PASTS: Progress-Aware Spatio-Temporal Transformer Speaker For Vision-and-Language Navigation
Liuyi Wang, Chengju Liu, Zongtao He, Shu Li, Qingqing Yan, Huiyi Chen, Qijun Chen
TL;DR
Vision-and-Language Navigation (VLN) requires embodied agents to follow natural language instructions in real environments, but dataset size limits hinder speaker quality. PASTS introduces a progress-aware spatio-temporal transformer speaker with a spatio-temporal encoder, a Speaker Progress Monitor (SPM), and Multifeature Dropout (MFD) to improve instruction realism and alignment. It uses a back-translation data augmentation pipeline with the PREVALENT dataset and FGR2R supervision, achieving state-of-the-art performance on the R2R VLN benchmark for both speaker and follower when integrated with existing followers. The approach enhances generalization to unseen environments and demonstrates flexibility to be combined with diverse VLN followers, signaling practical impact for scalable VLN systems.
Abstract
Vision-and-language navigation (VLN) is a crucial but challenging cross-modal navigation task. One powerful technique to enhance the generalization performance in VLN is the use of an independent speaker model to provide pseudo instructions for data augmentation. However, current speaker models based on Long-Short Term Memory (LSTM) lack the ability to attend to features relevant at different locations and time steps. To address this, we propose a novel progress-aware spatio-temporal transformer speaker (PASTS) model that uses the transformer as the core of the network. PASTS uses a spatio-temporal encoder to fuse panoramic representations and encode intermediate connections through steps.
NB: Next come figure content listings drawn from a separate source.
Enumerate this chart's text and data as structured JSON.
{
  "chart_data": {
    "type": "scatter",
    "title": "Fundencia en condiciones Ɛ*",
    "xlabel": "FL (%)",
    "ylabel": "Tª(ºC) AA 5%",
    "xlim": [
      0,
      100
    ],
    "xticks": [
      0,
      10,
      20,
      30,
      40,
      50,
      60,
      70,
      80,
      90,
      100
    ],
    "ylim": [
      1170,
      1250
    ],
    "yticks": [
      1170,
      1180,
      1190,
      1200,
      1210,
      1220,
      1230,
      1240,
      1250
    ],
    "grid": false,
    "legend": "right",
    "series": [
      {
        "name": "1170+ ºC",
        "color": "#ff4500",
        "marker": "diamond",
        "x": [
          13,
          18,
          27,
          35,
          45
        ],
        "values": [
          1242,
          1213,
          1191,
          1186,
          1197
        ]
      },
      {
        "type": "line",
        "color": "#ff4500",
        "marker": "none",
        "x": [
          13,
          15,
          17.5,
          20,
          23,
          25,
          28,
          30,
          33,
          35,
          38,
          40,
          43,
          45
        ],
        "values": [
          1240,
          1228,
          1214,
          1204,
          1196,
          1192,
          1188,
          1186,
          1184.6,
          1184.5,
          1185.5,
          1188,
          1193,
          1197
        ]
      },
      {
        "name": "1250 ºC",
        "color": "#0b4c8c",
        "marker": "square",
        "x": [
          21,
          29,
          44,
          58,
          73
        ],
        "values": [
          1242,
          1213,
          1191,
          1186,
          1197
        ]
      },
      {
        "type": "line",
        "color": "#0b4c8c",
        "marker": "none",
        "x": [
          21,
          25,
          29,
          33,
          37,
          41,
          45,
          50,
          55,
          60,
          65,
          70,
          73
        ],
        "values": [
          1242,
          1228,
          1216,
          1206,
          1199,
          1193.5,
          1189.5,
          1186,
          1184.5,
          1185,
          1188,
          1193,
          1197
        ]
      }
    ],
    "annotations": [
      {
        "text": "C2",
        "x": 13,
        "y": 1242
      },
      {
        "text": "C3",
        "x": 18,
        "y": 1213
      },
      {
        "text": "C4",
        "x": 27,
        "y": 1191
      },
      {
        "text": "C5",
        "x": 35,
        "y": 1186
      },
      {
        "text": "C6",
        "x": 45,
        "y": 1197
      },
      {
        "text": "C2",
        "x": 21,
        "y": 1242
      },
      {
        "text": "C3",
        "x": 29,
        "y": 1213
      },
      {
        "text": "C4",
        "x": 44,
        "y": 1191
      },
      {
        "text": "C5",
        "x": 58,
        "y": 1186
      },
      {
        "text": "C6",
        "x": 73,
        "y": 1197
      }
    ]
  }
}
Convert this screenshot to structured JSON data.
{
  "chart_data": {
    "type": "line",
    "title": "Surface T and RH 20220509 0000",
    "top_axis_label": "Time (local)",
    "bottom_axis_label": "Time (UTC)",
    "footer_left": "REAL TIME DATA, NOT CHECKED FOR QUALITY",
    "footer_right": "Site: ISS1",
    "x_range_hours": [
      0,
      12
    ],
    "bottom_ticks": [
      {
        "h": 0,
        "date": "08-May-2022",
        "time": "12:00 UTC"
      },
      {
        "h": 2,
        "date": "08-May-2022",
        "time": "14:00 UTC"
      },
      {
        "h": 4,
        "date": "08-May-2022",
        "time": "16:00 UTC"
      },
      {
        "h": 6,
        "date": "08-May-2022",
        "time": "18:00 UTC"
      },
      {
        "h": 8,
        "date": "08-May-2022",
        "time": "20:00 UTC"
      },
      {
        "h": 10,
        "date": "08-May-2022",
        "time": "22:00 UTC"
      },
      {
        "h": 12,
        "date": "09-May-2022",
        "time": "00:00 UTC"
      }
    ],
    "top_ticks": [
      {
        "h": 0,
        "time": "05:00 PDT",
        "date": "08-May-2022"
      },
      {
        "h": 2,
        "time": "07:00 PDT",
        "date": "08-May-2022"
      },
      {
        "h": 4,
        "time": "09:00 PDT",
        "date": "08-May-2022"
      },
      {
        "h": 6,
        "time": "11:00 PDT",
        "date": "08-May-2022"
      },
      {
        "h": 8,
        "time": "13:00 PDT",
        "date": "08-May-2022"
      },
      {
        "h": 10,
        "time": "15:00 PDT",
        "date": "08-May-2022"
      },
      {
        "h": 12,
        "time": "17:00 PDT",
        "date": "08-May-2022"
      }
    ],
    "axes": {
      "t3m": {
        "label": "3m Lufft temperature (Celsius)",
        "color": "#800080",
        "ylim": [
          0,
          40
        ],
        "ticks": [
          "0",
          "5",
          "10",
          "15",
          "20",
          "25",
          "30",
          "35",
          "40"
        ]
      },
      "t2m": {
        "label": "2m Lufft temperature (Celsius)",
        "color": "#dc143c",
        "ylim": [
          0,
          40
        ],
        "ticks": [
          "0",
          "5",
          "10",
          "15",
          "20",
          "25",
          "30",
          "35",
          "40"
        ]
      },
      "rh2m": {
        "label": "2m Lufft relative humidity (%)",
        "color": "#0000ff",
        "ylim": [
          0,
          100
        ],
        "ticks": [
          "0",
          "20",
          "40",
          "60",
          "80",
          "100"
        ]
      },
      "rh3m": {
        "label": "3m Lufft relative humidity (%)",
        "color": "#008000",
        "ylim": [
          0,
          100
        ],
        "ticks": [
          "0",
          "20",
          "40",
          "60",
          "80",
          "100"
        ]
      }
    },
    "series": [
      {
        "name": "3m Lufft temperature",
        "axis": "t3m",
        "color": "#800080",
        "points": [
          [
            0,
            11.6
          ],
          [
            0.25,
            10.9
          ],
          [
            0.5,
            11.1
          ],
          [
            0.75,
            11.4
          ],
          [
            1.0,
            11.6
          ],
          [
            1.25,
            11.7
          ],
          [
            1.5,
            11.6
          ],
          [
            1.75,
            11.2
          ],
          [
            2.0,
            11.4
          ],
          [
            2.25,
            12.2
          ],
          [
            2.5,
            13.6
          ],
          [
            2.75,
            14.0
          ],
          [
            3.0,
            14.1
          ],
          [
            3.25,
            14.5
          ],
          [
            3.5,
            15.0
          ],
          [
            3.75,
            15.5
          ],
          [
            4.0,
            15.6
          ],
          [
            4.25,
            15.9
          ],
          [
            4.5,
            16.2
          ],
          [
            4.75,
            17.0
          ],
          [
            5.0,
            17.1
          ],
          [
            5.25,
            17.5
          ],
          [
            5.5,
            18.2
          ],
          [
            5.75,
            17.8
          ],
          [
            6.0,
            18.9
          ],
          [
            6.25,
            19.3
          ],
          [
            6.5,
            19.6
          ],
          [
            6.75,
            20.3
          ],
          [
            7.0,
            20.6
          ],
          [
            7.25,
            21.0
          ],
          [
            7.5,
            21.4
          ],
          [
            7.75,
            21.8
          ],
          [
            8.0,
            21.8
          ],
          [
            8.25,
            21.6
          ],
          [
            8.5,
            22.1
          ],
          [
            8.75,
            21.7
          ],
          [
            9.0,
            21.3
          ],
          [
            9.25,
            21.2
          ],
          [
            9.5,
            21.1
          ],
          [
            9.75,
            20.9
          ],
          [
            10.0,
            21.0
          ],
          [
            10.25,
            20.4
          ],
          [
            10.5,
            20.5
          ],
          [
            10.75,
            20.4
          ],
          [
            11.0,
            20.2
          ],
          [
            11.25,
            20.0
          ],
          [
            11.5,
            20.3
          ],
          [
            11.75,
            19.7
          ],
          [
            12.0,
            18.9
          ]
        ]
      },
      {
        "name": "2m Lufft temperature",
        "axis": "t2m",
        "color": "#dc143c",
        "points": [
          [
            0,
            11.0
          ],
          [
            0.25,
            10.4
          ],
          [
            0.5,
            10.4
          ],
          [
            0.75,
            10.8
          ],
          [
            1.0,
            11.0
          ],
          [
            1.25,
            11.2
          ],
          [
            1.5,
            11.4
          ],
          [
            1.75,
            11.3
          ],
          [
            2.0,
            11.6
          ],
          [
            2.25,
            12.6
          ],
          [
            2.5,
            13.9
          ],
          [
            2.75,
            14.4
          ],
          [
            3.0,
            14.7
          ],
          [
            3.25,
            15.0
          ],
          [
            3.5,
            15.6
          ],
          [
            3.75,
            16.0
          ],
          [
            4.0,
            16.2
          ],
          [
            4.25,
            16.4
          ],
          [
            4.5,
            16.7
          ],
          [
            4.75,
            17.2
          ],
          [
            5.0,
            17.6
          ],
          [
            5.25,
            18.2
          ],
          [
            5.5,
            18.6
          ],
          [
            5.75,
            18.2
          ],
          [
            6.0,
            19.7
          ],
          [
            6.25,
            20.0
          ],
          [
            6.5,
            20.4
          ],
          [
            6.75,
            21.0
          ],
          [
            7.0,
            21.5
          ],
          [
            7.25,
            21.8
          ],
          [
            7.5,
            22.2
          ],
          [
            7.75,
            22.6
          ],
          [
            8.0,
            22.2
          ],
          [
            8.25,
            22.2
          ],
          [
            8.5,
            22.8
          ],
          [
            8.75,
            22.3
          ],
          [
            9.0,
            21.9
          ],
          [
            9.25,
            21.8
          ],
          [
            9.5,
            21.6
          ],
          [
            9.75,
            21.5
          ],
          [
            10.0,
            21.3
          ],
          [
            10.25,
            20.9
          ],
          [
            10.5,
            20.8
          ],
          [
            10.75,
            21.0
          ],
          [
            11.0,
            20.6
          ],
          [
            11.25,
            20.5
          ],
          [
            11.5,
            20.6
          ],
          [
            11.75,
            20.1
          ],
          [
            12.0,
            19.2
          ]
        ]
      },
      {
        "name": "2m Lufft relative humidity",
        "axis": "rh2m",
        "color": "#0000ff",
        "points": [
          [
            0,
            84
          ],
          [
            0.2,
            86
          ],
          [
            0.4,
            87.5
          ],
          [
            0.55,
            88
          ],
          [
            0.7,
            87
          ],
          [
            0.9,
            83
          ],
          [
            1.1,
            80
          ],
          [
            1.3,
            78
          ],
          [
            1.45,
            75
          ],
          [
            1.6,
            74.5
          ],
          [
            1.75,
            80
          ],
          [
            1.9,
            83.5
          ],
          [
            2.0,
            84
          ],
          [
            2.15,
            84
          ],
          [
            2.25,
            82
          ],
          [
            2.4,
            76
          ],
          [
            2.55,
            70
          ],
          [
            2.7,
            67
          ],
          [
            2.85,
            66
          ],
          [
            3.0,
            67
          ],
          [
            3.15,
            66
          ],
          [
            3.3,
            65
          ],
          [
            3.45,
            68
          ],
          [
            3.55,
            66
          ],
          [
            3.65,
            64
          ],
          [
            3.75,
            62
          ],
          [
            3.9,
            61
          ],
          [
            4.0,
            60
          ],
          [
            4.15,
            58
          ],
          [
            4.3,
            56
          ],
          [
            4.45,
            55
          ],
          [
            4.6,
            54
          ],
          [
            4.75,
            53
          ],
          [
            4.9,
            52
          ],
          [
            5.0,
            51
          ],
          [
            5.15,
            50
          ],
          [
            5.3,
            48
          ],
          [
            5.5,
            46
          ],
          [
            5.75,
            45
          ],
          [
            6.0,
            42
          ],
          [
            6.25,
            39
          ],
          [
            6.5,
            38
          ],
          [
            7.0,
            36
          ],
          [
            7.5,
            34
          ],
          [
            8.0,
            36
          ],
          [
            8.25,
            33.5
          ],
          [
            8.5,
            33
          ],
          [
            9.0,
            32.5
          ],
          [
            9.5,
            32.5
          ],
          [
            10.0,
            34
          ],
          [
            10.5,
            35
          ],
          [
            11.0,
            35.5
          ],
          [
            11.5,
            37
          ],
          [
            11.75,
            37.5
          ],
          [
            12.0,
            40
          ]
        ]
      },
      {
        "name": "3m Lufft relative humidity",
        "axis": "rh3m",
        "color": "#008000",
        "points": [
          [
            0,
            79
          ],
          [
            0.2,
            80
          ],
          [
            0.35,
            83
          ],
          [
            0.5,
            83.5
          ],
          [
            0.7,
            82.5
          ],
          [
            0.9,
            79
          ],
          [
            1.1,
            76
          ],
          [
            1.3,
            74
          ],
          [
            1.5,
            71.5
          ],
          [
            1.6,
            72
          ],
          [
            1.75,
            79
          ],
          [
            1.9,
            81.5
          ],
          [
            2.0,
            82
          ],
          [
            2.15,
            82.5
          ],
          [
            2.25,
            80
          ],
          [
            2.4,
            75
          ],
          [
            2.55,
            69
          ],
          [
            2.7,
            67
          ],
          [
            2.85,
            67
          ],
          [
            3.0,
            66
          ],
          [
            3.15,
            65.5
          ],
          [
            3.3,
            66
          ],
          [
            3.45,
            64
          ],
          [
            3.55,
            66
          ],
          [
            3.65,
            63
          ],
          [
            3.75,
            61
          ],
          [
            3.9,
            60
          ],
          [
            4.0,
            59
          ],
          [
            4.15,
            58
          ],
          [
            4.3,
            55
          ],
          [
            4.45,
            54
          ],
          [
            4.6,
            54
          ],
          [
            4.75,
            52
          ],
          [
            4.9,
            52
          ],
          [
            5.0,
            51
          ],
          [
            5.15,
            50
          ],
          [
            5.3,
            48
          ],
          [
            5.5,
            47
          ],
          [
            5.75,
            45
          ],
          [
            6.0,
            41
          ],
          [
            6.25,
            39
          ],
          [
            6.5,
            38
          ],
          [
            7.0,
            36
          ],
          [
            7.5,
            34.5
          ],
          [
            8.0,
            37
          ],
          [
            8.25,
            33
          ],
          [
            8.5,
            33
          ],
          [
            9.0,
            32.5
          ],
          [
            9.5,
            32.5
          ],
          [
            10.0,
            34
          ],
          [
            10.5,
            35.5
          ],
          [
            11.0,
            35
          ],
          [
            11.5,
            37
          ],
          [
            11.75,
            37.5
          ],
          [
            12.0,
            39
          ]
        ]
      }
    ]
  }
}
Besides, to avoid the misalignment problem that could result in incorrect supervision, a speaker progress monitor (SPM) is proposed to enable the model to estimate the progress of instruction generation and facilitate more fine-grained caption results. Additionally, a multifeature dropout (MFD) strategy is introduced to alleviate overfitting. The proposed PASTS is flexible to be combined with existing VLN models. The experimental results demonstrate that PASTS outperforms all existing speaker models and successfully improves the performance of previous VLN models, achieving state-of-the-art performance on the standard Room-to-Room (R2R) dataset.